The Kühtai was mentioned for the first time as “Chutay” in the Urbar (land tax registry) of the Count of Tyrol as early as 1280. Emperor Maximilian I acquired hunting rights in the Kühtai in 1497, and construction of a prince’s hunting lodge commenced around the year 1622. To make this lodge better accessible, a road through the Sellraintal Valley was made in 1624. The present-day “Hotel Jagdschloss Kühtai” still largely displays the shape in which it was built by “Jakob Stöckhl, caretaker as gewöster pawmeister” by order of archduke Leopold (inscription on the ground beam of the gable).
In 1888, polar researcher Fridtjof Nansen crossed Greenland on skis, and his travel report published soon after sparked the first ski boom in Austria, Germany and Switzerland. But it was not until Austrian ski pioneer Mathias Zdarsky wrote the book “The Lilienfelder skiing technique” in 1897 that development of the alpine ski sport really got going. The technique described in the book allowed the steepest slopes to be descended for the first time following a twisting path.

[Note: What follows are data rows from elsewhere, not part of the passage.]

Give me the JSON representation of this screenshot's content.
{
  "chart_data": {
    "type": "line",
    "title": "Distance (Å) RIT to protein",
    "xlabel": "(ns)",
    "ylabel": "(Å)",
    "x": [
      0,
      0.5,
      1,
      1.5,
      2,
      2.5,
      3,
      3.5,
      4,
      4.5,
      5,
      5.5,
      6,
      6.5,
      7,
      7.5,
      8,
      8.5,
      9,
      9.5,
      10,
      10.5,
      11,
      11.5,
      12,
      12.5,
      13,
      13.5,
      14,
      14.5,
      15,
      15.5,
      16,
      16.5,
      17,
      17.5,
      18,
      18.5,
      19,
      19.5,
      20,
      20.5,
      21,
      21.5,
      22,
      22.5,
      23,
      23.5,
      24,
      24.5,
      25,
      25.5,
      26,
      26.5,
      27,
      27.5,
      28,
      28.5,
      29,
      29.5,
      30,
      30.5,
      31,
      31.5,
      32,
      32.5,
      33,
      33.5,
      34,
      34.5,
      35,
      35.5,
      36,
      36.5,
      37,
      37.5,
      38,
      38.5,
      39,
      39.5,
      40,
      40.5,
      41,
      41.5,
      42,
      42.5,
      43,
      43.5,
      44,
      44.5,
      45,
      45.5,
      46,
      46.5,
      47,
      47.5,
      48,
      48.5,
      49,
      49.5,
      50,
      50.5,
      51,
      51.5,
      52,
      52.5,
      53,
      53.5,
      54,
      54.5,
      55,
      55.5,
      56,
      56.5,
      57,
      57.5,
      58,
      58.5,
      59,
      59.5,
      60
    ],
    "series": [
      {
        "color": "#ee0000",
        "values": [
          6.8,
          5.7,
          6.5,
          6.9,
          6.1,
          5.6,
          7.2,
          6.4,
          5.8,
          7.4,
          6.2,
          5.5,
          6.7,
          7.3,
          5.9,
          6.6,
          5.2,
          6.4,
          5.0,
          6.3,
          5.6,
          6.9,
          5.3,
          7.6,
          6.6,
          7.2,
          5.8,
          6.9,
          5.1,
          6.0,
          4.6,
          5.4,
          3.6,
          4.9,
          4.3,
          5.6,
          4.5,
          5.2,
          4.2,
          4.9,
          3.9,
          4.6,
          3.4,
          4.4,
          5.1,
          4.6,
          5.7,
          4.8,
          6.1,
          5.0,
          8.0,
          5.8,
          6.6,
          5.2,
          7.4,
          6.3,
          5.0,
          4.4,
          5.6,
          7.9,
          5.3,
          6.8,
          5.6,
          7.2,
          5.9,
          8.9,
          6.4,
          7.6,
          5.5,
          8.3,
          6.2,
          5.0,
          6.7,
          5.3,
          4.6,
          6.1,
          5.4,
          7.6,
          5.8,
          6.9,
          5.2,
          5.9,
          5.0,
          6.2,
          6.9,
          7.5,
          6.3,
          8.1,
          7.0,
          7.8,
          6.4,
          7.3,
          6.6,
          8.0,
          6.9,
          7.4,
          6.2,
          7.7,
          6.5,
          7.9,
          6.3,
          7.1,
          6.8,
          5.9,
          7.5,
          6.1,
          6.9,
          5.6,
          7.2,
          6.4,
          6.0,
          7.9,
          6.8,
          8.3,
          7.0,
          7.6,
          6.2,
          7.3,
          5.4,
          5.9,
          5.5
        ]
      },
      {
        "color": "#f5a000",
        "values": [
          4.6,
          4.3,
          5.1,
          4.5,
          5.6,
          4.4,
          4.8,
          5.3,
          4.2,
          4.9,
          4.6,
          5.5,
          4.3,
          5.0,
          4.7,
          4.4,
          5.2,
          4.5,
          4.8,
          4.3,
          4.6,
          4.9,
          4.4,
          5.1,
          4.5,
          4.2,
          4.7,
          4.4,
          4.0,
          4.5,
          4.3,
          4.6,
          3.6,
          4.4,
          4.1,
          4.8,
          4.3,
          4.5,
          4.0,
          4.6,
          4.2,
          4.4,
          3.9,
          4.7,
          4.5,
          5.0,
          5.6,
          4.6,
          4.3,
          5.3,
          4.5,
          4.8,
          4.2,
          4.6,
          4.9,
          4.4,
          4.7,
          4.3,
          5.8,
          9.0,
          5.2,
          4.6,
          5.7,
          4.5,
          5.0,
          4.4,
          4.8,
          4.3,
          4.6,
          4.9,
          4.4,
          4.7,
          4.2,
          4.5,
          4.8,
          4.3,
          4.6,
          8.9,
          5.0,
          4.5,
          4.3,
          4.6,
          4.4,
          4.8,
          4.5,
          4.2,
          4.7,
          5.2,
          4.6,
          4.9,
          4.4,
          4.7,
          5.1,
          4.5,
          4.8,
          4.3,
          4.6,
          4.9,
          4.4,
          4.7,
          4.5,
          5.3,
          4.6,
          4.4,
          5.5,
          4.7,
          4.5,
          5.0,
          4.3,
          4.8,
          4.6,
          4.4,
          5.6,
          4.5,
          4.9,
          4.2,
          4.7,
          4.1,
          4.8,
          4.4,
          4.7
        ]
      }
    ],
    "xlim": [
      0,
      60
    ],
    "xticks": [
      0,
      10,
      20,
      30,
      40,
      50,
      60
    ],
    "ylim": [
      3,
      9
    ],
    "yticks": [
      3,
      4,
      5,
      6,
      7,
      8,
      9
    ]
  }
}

t was around 1905 when German, Swiss and Austrian ski clubs united under the umbrella association of the Central European Ski Association, and state-run centres in Austro-Hungary became more interested in the winter sport. And shortly after, in 1909, the Kühtai was discovered and opened up as a ski resort.
The imperial and royal ministry for employment and agriculture responsible at the time eventually announced financial grants to develop winter sport locations. Ski pioneer Willy R. Rickmers, owner of a shipping company in Hamburg, was called on as expert adviser and travelled to the regions of Tyrol and Voralberg, sometimes accompanied by the Count of Merano, during the high season. He examined Kühtai in April 1909 and was thrilled. He proudly reported to the Tyrolean regional newspaper at the time that a new ski resort, which would rank highly even compared to Swiss resorts, could be opened up and developed.